D&D 5e fights can become slogs if there are too many creatures involved. With a morale system, I wanted to throw a dozen or more opponents at the party, knowing that the morale rules would end the fight before the characters had to hack every last opponent to death.
Flexibility
I made morale a rating that you can assign to any monster, giving you the chance to reflect a creature's motivations, stake in the battle, and so on. I didn't want a system that would require me to create a canonical morale rating for each monster.
I also wanted a system where the same monsters might have a different morale rating, depending on the situation.
Tactical Variation
Killing the other side as quickly as possible is the obvious, default strategy in D&D. I wanted a system that could encourage different approaches, whether neutralizing opponents rather than killing them or spreading out damage to injure a bunch of foes and encourage them to run.
In the case of my urban campaigns, I wanted a rule that allowed to me assign low morale to street gangs or other combatants who were clearly not interested in dying. The idea of a system that would trigger a fight to end when the party's opposition are all injured (at half or fewer hit points) served as the jumping off point for this design.
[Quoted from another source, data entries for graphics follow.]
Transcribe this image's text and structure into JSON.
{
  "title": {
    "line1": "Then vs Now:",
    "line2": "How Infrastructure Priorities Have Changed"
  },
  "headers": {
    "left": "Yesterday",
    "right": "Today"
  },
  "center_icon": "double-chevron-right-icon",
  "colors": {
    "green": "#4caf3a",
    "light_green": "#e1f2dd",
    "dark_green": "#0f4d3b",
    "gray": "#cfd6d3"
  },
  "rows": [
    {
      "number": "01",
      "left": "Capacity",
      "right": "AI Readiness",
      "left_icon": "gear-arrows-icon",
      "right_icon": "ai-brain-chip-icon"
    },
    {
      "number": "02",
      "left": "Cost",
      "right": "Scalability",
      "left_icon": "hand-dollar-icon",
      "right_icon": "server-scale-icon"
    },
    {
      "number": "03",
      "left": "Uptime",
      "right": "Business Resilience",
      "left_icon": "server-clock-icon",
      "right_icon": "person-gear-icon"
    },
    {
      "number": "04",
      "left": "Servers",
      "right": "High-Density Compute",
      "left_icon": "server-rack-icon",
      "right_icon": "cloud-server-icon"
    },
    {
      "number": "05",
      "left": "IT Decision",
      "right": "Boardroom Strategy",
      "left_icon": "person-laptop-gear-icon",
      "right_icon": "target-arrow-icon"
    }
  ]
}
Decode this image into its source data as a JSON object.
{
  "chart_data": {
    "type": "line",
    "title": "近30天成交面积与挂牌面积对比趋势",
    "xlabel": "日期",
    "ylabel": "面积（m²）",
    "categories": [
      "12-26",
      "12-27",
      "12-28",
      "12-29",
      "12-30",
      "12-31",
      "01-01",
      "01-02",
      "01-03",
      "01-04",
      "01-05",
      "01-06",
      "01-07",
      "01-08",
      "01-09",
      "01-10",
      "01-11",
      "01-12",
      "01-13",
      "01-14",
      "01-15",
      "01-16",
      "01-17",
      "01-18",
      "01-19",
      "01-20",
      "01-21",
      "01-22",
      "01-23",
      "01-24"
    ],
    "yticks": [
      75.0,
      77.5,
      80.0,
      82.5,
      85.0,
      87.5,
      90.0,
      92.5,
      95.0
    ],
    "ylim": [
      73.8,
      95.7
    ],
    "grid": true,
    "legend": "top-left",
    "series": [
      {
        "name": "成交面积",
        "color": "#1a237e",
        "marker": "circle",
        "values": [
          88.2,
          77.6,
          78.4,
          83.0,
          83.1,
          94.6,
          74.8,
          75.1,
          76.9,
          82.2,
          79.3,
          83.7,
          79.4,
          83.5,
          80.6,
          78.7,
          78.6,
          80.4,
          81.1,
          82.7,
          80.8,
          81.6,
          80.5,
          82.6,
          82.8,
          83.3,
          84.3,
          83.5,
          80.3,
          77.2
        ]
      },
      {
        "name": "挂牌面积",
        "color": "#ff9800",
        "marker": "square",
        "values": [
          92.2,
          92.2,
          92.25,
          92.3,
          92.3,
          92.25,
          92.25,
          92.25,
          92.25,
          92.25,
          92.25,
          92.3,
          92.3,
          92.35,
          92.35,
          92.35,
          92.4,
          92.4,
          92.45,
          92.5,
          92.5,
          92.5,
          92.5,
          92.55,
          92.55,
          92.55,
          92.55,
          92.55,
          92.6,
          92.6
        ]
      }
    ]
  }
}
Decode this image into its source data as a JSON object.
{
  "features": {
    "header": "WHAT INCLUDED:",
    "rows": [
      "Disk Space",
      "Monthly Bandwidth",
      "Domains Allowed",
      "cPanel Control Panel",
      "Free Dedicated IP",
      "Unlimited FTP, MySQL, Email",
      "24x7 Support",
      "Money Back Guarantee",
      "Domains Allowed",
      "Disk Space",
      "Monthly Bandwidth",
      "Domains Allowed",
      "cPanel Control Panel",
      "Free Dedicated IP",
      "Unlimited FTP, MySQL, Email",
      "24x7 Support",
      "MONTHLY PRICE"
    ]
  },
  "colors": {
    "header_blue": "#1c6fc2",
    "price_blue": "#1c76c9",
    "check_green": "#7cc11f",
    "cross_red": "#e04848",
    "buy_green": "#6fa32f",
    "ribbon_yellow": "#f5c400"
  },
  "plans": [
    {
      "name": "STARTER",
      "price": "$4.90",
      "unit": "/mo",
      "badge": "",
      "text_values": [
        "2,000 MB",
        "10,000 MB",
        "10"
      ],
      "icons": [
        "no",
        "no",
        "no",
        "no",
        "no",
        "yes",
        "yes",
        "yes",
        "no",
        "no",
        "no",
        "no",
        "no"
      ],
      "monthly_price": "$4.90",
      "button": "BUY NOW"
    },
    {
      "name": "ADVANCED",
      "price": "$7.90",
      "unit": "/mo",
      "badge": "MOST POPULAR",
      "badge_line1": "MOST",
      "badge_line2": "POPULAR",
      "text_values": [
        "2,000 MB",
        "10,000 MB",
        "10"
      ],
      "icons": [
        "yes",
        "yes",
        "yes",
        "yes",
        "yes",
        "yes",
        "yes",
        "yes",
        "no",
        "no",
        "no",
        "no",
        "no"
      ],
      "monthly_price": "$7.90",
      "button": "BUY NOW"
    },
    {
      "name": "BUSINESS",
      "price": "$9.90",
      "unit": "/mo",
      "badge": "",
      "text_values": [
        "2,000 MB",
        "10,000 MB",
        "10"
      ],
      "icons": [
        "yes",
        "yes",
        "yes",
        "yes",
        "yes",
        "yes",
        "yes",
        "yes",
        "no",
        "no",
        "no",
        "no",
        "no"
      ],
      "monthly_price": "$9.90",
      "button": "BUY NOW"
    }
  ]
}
The rules are attached to this post as a PDF. You can theoretically use them with any edition of D&D, as long as you can use your version's replacement for Charisma (Intimidation) and Charisma (Persuasion) checks. That should be easy for 3e and later editions and D&D adjacent games like Shadowdark.
Comments
That's a good point, and I literally ran your approach in a game last week and it worked out pretty well. Need to think more about it.
Mike Mearls
2025-01-18 00:36:57 +0000 UTCI can see a lot of work has gone into this. Here is a 2 step alternative: Step 1: The GM decides what it would take for the enemies to break and flee (eg, a third of enemies defeated, or half defeated & boss counts as 3 instead of 1, or wizard is killed, someone wears a duck as a hat etc...) Step 2: if the condition is met then the bad guys break and flee. Easy! I think this is all you need for a RPG. They may be useful in TT wargames, but crunchy moral rules can only hinder GM agency & adaptability. If you want solid maths for if the PCs would win or not - that is what hit points are for.
Lojaan
2025-01-17 02:48:20 +0000 UTCAnd a follow up, goblins have a morale of 9 and the leader gnoll has an 11. As a group, they use the 11. If the gnoll gets taken out, use the 9 for the remaining goblins and with disadvantage since the leader was taken out type thing.
Tim
2025-01-08 01:52:57 +0000 UTCThe 2e morale check system but not all those modifiers reminds me of what we would use for morale of monsters, groups of differing monster or even townies that are getting routed by the attacking monsters. I like the idea of morale but ‘feels’ like the old AD&D days of having rules for things to just have rules, optional or not. Something simple as a group of monsters have a morale of 11, then if they lose 50% of their number, role against the morale of 11, fail, they break and run, pass, fight on but then if are down to 1/4 number of monsters, its morale is down like -4 or use disadvantage for that same 11 target, pass, fight on, fail, break and run. Not some many fiddler bits to keep up with.